# shortening or weakening a spring



## kd0afk (Jan 13, 2013)

I need a spring for a push button. I can find the right length but not the right strength or I can find the strength i need but not short enough. I'm not set up to do controlled heat treating so I would like to make a longer spring shorter but i don't want to loose that nice transition on the end.


----------



## OrangeAlpine (Jan 13, 2013)

If I was a smart ass, I'd say cut the excess out of the middle.  But I won't say that.

Seriously, making a spring is a lot like making threads, only you wrap piano wire around a mandrel while the wire is kept in tension.  Clamping it between two pieces of board works well.  The finished spring does not require heat treating.


Bill


----------



## ShedBoy (Jan 13, 2013)

You can cold cut a small spring like this and just tighten up the bend as it gets to the end so it sits flat. Technicall springs are a lever and reducing the amount of coils has the same effect as shortening a lever. It will get firmer. When I was younger and wanted to lower my car I thought I would just cut the spring, car got lower alright but as the spring only had 4 or so coils it firmed the ride up too much. The older chap who lived in my street explained the concept to me "Imagine it is a straight piece of spring not in a coil and you just lobbed off 25%". Probably won't matter with a spring this size.
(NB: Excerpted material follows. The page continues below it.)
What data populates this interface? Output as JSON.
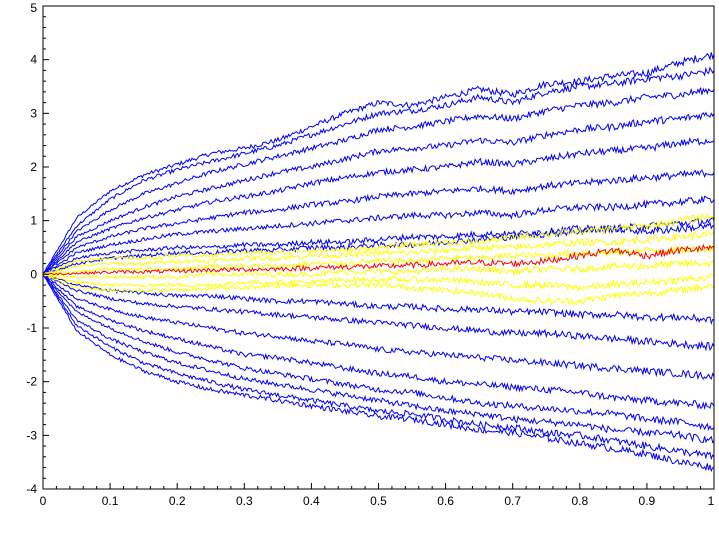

There is formulas available for calculating the strength of a spring, I have it in a suspension training book somewhere.

Brock


----------



## 8ace (Jan 14, 2013)

Here is a good site i've used in the past to make compression springs

http://home.earthlink.net/~bazillion/intro.html

8ace


----------



## deverett (Jan 14, 2013)

If the spring is just for a push button, why can you not cut off the excess spring with a pair of wire cutters and lightly grind the end on your off hand grinder?
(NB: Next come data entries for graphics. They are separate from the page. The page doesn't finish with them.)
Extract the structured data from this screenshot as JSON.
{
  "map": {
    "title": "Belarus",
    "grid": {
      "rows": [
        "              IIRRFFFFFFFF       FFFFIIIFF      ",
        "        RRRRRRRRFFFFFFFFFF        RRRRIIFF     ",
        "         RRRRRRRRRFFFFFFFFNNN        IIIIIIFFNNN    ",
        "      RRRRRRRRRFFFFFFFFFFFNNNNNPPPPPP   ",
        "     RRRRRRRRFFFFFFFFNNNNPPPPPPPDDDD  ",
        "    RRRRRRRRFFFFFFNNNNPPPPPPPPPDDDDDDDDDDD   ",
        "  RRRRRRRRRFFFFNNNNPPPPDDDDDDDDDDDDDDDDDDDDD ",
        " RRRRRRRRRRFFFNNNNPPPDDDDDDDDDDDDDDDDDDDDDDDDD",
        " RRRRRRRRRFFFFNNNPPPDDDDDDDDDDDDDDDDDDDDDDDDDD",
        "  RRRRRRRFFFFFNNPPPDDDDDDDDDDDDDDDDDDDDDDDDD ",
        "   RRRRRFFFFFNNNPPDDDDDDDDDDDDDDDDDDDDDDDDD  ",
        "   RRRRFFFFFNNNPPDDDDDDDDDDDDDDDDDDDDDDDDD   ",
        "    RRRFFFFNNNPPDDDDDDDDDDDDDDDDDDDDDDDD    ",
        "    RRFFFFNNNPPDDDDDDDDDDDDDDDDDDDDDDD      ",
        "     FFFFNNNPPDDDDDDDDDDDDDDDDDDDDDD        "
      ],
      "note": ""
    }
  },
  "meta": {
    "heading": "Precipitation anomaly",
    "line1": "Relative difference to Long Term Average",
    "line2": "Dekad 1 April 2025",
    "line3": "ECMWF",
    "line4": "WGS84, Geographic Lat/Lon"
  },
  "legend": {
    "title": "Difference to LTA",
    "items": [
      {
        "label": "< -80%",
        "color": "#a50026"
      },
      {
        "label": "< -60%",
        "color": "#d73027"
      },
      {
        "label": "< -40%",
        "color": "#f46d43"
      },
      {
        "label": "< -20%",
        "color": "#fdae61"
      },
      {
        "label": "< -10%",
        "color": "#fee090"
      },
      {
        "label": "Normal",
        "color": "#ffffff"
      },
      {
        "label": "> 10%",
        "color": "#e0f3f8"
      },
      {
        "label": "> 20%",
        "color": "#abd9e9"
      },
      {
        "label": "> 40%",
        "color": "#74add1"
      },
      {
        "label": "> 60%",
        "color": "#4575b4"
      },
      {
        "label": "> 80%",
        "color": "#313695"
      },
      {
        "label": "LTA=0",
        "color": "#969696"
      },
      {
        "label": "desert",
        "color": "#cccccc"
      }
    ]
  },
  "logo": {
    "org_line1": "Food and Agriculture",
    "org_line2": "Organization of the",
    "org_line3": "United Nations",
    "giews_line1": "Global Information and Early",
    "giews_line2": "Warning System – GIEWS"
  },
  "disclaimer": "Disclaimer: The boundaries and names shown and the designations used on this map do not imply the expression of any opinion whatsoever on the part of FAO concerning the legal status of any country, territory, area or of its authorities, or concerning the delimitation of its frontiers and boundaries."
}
I would imagine that a push button spring would be pretty light gauge, so would not be too hard to cut.  Slip the wanted part of the spring over a suitable bar with just haf a coil or so protruding and *Gently* touch that end onto your grinding wheel.  Touch lightly, dip in water, touch lightly dip and so on until you have the end flat.  You may lose temper in the very end of the spring where it gets thin, but that should not affect its purpose and you will have that nice transition you are looking for.

Dave
The Emerald Isle


----------